Escucha este artículo
Audio generado con IA de Google
0:00
/
0:00
Ayer me encontré con un buen amigo hincha de un equipo grande y tradicional en Colombia, indignado por lo que nos pasa generalmente en torneos internacionales con los arbitrajes. Esta semana, a Pereira y Medellín los perjudicaron. Le dije que es la misma sensación mía cada fecha de la liga local con el Bucaramanga, mi querido tormento. A los chicos les pitan en contra todo, les suman todos los detalles.
Realmente Colombia en Sudamérica es chico y en el mundo ni se diga. En clubes y la selección. Nos arrinconan a pito, nos ponen 10 lupas con el VAR cuando hay posible penal o posible roja en contra. Es así, los jueces generalmente les ayudan a los poderosos. Parece que les pidieran desde arriba eso, como si fuera parte de su entrenamiento. Por eso es todo más difícil, no basta con fútbol, que en este año hay que decir parece que estamos mejorando en las copas.
Los partidos duran contra los equipos colombianos con excepciones remotas, hasta que el encopetado contrincante empate o remonte. ¡Las manos de ellos son naturales o no ocupan jamás el espacio indebido, el pie iba al balón antes que a la pierna, estaba perfectamente habilitado el anotador del gol por un pelo!

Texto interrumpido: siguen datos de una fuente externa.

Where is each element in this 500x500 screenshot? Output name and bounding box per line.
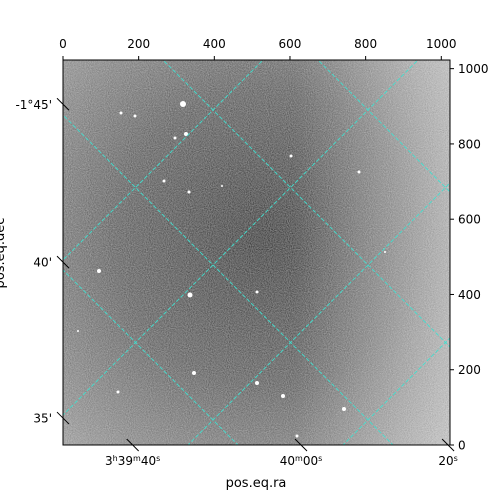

Se pone pesado el tema. Ojo, no es excusa para los clubes que no se preparan bien y no invierten debidamente, pero llama poderosamente la atención que se repita tantas veces. Es como un deber que los “grandes” salgan adelante a como dé lugar, que nunca los derroten. Hablar de corrupción arbitral es irse muy adentro en el tema y no creería que pase por ahí el asunto. No me consta. Los tradicionalmente de negro son altamente influenciables por el poder del que tiene más adeptos y títulos. Seguro que hasta son hinchas de esos colores y los quieren victoriosos en su inconsciente. Entonces cuidan de sus intereses automáticamente. Saben que las cámaras y hasta algunos comentaristas de televisión están muy pendientes de que no se cometa ninguna exageración en contra de los obligados a ganar cada partido que disputan. Cuando hay una jugada dudosa, el VAR es su mejor aliado, y no les importa cuánto se demoren en ese cuartito lleno de pantallas para buscar la “hormiga” y casi nunca el “elefante” en la acción. Pero ¡ay! de que sea en beneficio del menos favorecido en las apuestas previas y el del interés de la mayoría, ahí si la tecnología debe ser prácticamente ignorada, demorarse muy poco en la toma de decisiones y jamás llevarle la contraria al central. Así lo quiera negar cualquier seguidor de los que tienen la gloria acumulada en estrellas en su escudo; pasa permanentemente en nuestros estadios, los del continente y el resto del mundo.
Las ayudas tecnológicas llegaron para encontrar la justicia en el deporte, no para crear el efecto contrario y acrecentar distancias.
Como internamente nos acostumbramos a ver estas injusticias, no corregimos, no sancionamos rigurosamente el error, nos meten la mano afuera sin problema y no podemos más que aceptar. No alcanza la moral para indignarse. Para concluir, no todos son malos, el brasileño Wilton Sampaio es el mejor de lejos; deberían clonarlo, pues rara vez se equivoca.